Nadler: DOJ Policy On Mueller Probe Evidence Could ‘Turn It Into A Cover-Up’


House Judiciary Committee Chairman Jerry Nadler (D-NY) on Sunday said that the Justice Department’s current practice of not indicting sitting presidents requires that the department release any evidence of crimes President Donald Trump has committed, even if he is not charged with a crime while in office per the practice.

Otherwise, Nadler told ABC “This Week” host George Stephanopoulos, “that turns it into a cover-up.”
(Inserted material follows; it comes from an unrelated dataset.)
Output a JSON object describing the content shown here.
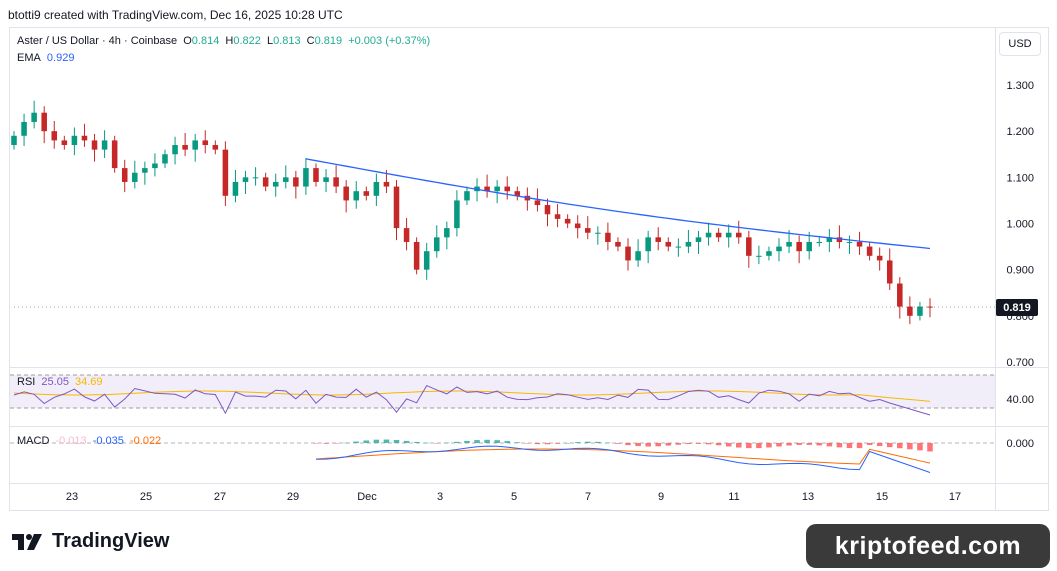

Referring to recent comments from Deputy Attorney General Rod Rosenstein — who said recently, “If we aren’t prepared to prove our case beyond a reasonable doubt in court, then we have no business making allegations against American citizens” — Nadler referenced the DOJ’s Office of Legal Counsel opinion that sitting presidents can’t be indicted.

Rosenstein and Attorney General William Barr, Nadler said “went much further,” than asserting that they would not release evidence if there’s no evidence that Trump committed a crime.

“What they’re saying is, a president cannot be indicted. No matter how much evidence, a president cannot be indicted. And if you then say, because the president cannot be indicted, you’re not going to give the evidence of his crimes, if any, to the public, you’re saying the president cannot be held accountable.”

In that case, Nadler said, “we will subpoena, we will do whatever we have to do.”

Nadler joins House Intelligence Committee Chairman Adam Schiff (D-CA) in criticizing Rosenstein’s remarks.